EFA networking speeds of up to 3,200 Gbps are offered by P5, P5e, and P5en instances. These instances provide 20 exaflops of aggregate computing power and are set up in EC2 UltraClusters.

Features of Amazon EC2 P5 Instances

NVIDIA H100 and H200 Tensor Core GPUs

Up to 8 NVIDIA H100 GPUs and 640 GB of HBM3 GPU RAM are available per P5 instance. Up to 8 NVIDIA H200 GPUs and 1128 GB of HBM3e GPU memory are available per instance of P5e and P5en. Each GPU can communicate with every other GPU in the same instance with single-hop latency thanks to the two instances’ capability for up to 900 GB/s of NVSwitch GPU interconnect (a total of 3.6 TB/s bisectional bandwidth).

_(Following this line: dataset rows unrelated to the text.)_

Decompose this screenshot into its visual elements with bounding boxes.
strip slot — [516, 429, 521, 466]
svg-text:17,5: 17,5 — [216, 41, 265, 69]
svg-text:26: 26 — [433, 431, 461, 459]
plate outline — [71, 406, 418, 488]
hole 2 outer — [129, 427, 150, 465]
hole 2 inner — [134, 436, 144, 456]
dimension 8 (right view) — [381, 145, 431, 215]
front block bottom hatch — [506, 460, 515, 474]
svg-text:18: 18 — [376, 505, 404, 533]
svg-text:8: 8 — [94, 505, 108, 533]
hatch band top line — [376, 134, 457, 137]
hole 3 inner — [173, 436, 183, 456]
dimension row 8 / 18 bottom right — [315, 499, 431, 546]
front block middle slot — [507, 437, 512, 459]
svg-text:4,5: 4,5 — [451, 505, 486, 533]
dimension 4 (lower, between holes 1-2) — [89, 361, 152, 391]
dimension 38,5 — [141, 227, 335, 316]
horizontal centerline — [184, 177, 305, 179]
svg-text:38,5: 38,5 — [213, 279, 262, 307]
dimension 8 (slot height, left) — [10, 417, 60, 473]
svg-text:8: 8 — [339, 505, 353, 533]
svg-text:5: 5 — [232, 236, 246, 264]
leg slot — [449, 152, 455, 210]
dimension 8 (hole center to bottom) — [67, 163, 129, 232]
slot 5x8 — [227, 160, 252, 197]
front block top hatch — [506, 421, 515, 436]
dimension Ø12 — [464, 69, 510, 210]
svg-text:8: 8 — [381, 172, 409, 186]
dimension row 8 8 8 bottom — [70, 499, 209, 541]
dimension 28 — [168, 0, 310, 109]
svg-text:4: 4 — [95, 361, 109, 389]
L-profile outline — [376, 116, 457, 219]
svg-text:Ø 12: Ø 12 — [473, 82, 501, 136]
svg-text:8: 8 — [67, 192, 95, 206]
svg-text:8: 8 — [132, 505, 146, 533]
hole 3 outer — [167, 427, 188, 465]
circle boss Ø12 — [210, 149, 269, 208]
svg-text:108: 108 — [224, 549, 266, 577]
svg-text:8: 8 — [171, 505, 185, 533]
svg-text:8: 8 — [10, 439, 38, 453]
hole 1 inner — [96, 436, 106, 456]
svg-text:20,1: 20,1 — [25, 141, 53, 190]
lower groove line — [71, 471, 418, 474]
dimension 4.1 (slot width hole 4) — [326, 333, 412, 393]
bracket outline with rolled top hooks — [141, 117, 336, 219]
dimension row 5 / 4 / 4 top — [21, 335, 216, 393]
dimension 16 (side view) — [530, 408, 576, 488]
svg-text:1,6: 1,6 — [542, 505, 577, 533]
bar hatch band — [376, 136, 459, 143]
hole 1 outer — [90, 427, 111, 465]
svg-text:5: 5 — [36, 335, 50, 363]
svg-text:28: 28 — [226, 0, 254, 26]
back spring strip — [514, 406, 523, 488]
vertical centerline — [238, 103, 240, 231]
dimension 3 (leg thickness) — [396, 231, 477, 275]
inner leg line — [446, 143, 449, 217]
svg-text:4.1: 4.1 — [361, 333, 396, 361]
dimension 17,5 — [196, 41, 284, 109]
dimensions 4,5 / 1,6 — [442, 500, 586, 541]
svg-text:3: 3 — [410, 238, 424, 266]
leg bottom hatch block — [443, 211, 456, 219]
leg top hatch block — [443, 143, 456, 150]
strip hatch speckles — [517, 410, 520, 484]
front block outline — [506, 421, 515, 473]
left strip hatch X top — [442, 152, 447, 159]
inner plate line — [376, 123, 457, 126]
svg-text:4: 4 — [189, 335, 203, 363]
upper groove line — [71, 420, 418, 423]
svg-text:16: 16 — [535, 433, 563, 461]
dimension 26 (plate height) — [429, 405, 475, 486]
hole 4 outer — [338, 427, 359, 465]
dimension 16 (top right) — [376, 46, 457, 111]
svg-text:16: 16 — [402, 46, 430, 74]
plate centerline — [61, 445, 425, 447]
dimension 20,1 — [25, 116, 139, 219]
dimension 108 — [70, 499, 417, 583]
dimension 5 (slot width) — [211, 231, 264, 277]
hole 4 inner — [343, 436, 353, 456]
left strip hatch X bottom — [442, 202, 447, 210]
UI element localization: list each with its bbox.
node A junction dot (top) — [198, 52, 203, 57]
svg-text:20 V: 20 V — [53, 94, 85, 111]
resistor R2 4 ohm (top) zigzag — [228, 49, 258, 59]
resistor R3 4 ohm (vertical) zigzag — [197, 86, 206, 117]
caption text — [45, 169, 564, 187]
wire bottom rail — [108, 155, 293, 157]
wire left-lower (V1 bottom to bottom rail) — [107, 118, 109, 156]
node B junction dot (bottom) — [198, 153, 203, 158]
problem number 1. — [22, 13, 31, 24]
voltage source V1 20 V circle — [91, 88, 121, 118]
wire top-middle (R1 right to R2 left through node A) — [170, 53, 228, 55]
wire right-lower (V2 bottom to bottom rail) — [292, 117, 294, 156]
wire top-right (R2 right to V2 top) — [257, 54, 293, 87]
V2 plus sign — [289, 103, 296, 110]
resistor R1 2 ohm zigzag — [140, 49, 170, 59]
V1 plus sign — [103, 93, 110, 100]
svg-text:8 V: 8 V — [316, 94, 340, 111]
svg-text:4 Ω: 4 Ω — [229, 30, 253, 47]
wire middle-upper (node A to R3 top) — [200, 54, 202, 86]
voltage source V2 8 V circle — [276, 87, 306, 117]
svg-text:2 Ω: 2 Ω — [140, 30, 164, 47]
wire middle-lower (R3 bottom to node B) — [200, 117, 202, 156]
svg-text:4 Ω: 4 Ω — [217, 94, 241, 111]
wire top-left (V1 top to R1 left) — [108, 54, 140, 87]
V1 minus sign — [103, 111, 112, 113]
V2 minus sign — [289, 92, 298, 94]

New transformer engine and DPX instructions

A new transformer engine in the NVIDIA H100 and H200 GPUs dynamically choose between FP8 and 16-bit computations and intelligently handles them. When compared to earlier A100 GPU generations, this functionality aids in providing quicker DL training speedups on LLMs. In comparison to A100 GPUs, NVIDIA H100 and H200 GPUs feature new DPX instructions that substantially speed up dynamic programming methods for HPC workloads.

Networking with high performance

EFA networking speeds of up to 3,200 Gbps are provided by P5, P5e, and P5en instances. In order to facilitate low-latency GPU-to-GPU communication between servers with operating system bypass, EFA is also combined with NVIDIA GPUDirect RDMA.

High-performance storage

Amazon FSx for Lustre file systems are supported by P5, P5e, and P5en instances, allowing you to access data at the hundreds of gigabytes per second throughput and millions of IOPS needed for large-scale DL and HPC workloads. For quick access to big datasets, each instance may additionally accommodate up to 30 TB of local NVMe SSD storage. Additionally, Amazon Simple Storage Service (Amazon S3) offers nearly limitless affordable storage.